Advokat Garda Terdepan Membela Warga Terpinggirkan
2 min read
NTT, kupangmedia.net | Wakil Gubernur Nusa Tenggara Timur Johni Asadoma menegaskan peran advokat sebagai salah satu pilar penting dalam menjaga keadilan sosial, terutama bagi kelompok masyarakat yang selama ini terpinggirkan dan minim akses terhadap bantuan hukum.
Penegasan itu disampaikan Johni saat menghadiri acara Syukuran Temu Kawan-Kawan Advokat Kongres Advokat Indonesia (KAI) Tahun 2026 yang dirangkaikan dengan penandatanganan Nota Kesepahaman (MoU) dan Nota Kesepakatan (MoA) antara KAI dan Fakultas Hukum Universitas Persatuan Guru (UPG) 1945 NTT, di Hotel Harper Kupang, Sabtu, 7/2).
“Profesi advokat adalah profesi mulia. Mereka hadir untuk membantu sesama manusia dengan latar belakang persoalan yang kompleks, terutama masyarakat kecil yang hak-haknya sering terabaikan,” kata Johni.

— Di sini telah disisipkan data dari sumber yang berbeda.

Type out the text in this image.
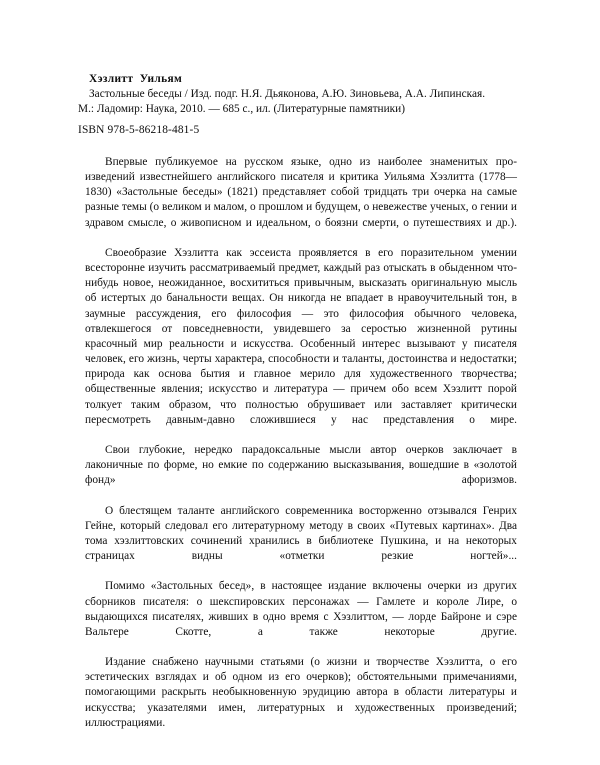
Хэзлитт  Уильям
Застольные беседы / Изд. подг. Н.Я. Дьяконова, А.Ю. Зиновьева, А.А. Липинская.
М.: Ладомир: Наука, 2010. — 685 с., ил. (Литературные памятники)
ISBN 978-5-86218-481-5

Впервые публикуемое на русском языке, одно из наиболее знаменитых произведений известнейшего английского писателя и критика Уильяма Хэзлитта (1778—1830) «Застольные беседы» (1821) представляет собой тридцать три очерка на самые разные темы (о великом и малом, о прошлом и будущем, о невежестве ученых, о гении и здравом смысле, о живописном и идеальном, о боязни смерти, о путешествиях и др.).

Своеобразие Хэзлитта как эссеиста проявляется в его поразительном умении всесторонне изучить рассматриваемый предмет, каждый раз отыскать в обыденном что-нибудь новое, неожиданное, восхититься привычным, высказать оригинальную мысль об истертых до банальности вещах. Он никогда не впадает в нравоучительный тон, в заумные рассуждения, его философия — это философия обычного человека, отвлекшегося от повседневности, увидевшего за серостью жизненной рутины красочный мир реальности и искусства. Особенный интерес вызывают у писателя человек, его жизнь, черты характера, способности и таланты, достоинства и недостатки; природа как основа бытия и главное мерило для художественного творчества; общественные явления; искусство и литература — причем обо всем Хэзлитт порой толкует таким образом, что полностью обрушивает или заставляет критически пересмотреть давным-давно сложившиеся у нас представления о мире.

Свои глубокие, нередко парадоксальные мысли автор очерков заключает в лаконичные по форме, но емкие по содержанию высказывания, вошедшие в «золотой фонд» афоризмов.

О блестящем таланте английского современника восторженно отзывался Генрих Гейне, который следовал его литературному методу в своих «Путевых картинах». Два тома хэзлиттовских сочинений хранились в библиотеке Пушкина, и на некоторых страницах видны «отметки резкие ногтей»...

Помимо «Застольных бесед», в настоящее издание включены очерки из других сборников писателя: о шекспировских персонажах — Гамлете и короле Лире, о выдающихся писателях, живших в одно время с Хэзлиттом, — лорде Байроне и сэре Вальтере Скотте, а также некоторые другие.

Издание снабжено научными статьями (о жизни и творчестве Хэзлитта, о его эстетических взглядах и об одном из его очерков); обстоятельными примечаниями, помогающими раскрыть необыкновенную эрудицию автора в области литературы и искусства; указателями имен, литературных и художественных произведений; иллюстрациями.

Ia menekankan bahwa kehadiran advokat bukan semata urusan litigasi, tetapi bagian dari tanggung jawab moral dalam membela mereka yang terzalimi.
Mantan perwira tinggi Polri itu juga mengajak para advokat di NTT untuk tidak berjarak dengan realitas sosial di daerah. Menurutnya, kesenjangan akses hukum masih menjadi masalah serius di banyak wilayah, terutama di kawasan pedesaan dan kepulauan.
“Advokat harus menjadi penopang keadilan dan ketertiban sosial, bukan hanya di ruang sidang, tetapi juga di tengah masyarakat,” ujarnya.
Johni mengapresiasi langkah KAI dan UPG 1945 NTT yang membangun kemitraan strategis antara organisasi profesi dan perguruan tinggi. Kerja sama ini dinilai penting untuk menyiapkan advokat muda yang tidak hanya cakap secara akademik, tetapi juga memiliki integritas dan kepekaan sosial.
Pelaksana Tugas Ketua DPD KAI NTT Erryc S.O. Mamoh mengatakan, kegiatan temu kawan ini digelar sebagai upaya merawat soliditas advokat di tengah dinamika organisasi profesi hukum. Saat ini, KAI di NTT memiliki 429 advokat yang tersebar di 22 kabupaten dan kota, dengan 11 Dewan Pimpinan Cabang yang telah terbentuk.
“Solidaritas profesi menjadi modal penting agar advokat tetap independen dan mampu memperjuangkan keadilan secara konsisten,” kata Erryc.
Sementara itu, Rektor UPG 1945 NTT Ully Riwu Kaho menyebut kerja sama dengan KAI diarahkan untuk membuka ruang pembelajaran praktis bagi mahasiswa Fakultas Hukum.
Melalui kolaborasi ini, mahasiswa diharapkan memperoleh pengalaman langsung sebelum terjun ke dunia profesi hukum. “Kami ingin lulusan hukum tidak hanya kuat secara teori, tetapi juga siap menghadapi tantangan nyata di lapangan,” ujarnya.
Sekretaris Jenderal DPP KAI Apolos Djara Bonga menambahkan, advokat dituntut semakin peka terhadap ketimpangan akses hukum yang masih dialami sebagian masyarakat. Ia menilai peran advokat sebagai penegak hukum harus selalu berpihak pada keadilan sosial.
Penandatanganan MoU dan MoA antara KAI dan Fakultas Hukum UPG 1945 NTT menjadi penanda komitmen bersama untuk memperkuat sinergi pendidikan dan praktik hukum. Acara ini tak sekadar ajang silaturahmi, tetapi juga momentum konsolidasi profesi hukum di NTT.
Pemerintah Provinsi Nusa Tenggara Timur menyatakan dukungan terhadap penguatan profesi advokat dan peningkatan kualitas pendidikan hukum melalui kolaborasi lintas sektor. Upaya ini diharapkan melahirkan sumber daya manusia hukum yang unggul, berdaya saing, dan memiliki keberpihakan kuat pada keadilan bagi masyarakat.